By Billow Kerrow | Saturday, Dec 19th 2015 at 22:00
NAIROBI: If you lock powerful trading giants of the West in the same room with our small economies from the Third World to negotiate, chances are there will be no outcome because they are simply not on the same plane. Or if at all there will be a deal, it will be a raw one. In its 20 years of existence, the World Trade Organisation (WTO) has not created a level playing field that would ensure benefits for all its member countries, some of whom hardly do any international trade.
Setting rules for global trade that would please small farmers in Asia and Africa, and multinational corporations in Europe and America at the same time was not going to be easy anyway, and that’s the trouble with the WTO. The big players are determined to set these rules, and they invariably do so in fine print but the small players often fail to notice it. However, 20 years later, some emerging economies are a bit wiser and may not walk into the negotiations blindfolded and hence the slow pace.
Western nations trade proposals are often driven by their corporate world whose single most important motive is price and market domination. This explains why small family farmers associations in the West and their civil society usually hold protests at such trade gatherings. Similarly in the developing nations, it is the modern sector that often calls the shots in multilateral or bilateral trade deals. And not surprisingly too, even the usual budgetary proposals on incentives on tax measures and policies invariably favour the corporate world, not our SMEs or farmers.
For Africa whose populations largely live below the poverty line, and whose subsistence economies are dependent on agriculture, the WTO is yet deliver on market access for their produce. In the Doha negotiations in 2001, developing countries sought to obtain deals on the agriculture and development agendas, which would see the developed nations, eliminate trade barriers, and farm subsidies to allow for global fair and ethical trade.
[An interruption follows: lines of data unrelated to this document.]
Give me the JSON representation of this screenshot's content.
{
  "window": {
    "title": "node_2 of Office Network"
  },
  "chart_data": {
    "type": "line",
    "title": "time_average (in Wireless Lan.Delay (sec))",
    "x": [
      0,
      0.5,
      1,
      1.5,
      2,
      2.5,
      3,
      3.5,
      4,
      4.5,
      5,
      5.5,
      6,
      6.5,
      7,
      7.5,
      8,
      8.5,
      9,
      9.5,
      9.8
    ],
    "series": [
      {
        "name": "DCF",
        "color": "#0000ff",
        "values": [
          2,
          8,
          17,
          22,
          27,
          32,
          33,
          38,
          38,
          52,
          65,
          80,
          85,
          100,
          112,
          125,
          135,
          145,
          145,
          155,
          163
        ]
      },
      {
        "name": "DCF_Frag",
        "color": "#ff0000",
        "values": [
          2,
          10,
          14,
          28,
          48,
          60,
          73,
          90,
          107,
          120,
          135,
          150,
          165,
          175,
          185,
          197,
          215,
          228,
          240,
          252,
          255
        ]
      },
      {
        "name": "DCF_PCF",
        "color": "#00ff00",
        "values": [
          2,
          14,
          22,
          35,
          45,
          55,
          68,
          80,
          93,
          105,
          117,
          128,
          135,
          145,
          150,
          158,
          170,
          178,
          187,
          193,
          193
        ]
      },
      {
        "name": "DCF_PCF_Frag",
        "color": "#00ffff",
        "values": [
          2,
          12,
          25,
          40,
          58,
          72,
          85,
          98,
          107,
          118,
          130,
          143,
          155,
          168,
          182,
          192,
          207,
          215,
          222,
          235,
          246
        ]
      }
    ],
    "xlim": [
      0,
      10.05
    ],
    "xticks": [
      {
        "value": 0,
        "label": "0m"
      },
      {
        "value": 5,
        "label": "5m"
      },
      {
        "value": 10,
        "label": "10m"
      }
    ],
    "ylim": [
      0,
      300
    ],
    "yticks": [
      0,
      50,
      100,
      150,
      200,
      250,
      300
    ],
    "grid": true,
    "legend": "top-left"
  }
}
It became hard for the big Northern economies to let go, and negotiations have been a circus since.
The weak governments of the South have not thrown in the towel nonetheless, but the organisation risks being irrelevant if there is no payoff to the world’s least developed countries, and the developing nations in general. The recent globalisation of the world economy, multilateral economic pacts and bilateral agreements in the past two decades have all conspired to generally water down the impact of the WTO. In short, the world has moved on, particularly for the North. This explains why they are now keen on bringing new issues to the table, which seek to liberalise procurement, investments, mobility of professional services and privatisation of state corporations. These issues will allow their multinational corporations and professionals take control in developing countries. At the same time, they continue procrastinating on our lifeline — agriculture. It has remained difficult to export our tea, coffee, flowers and other commodities to the Northern countries because of subsidies, tariffs and non-tariff barriers designed to protect their farmers.
Deals on matters such as ICT do not in effect benefit our countries because the manufacturers are mainly in the North. Services is another area that we are ill-prepared to sign off in bold. Unfair trade terms have the potential to kill local economies in the long run and instigate social instability if we are not careful. We must not have a deal at all costs!
The greatest encouragement in the Nairobi talks is the hard ball played by emerging nations such as India. If the West does not climb down, let’s archive the WTO and go regional, and continental. We will do better.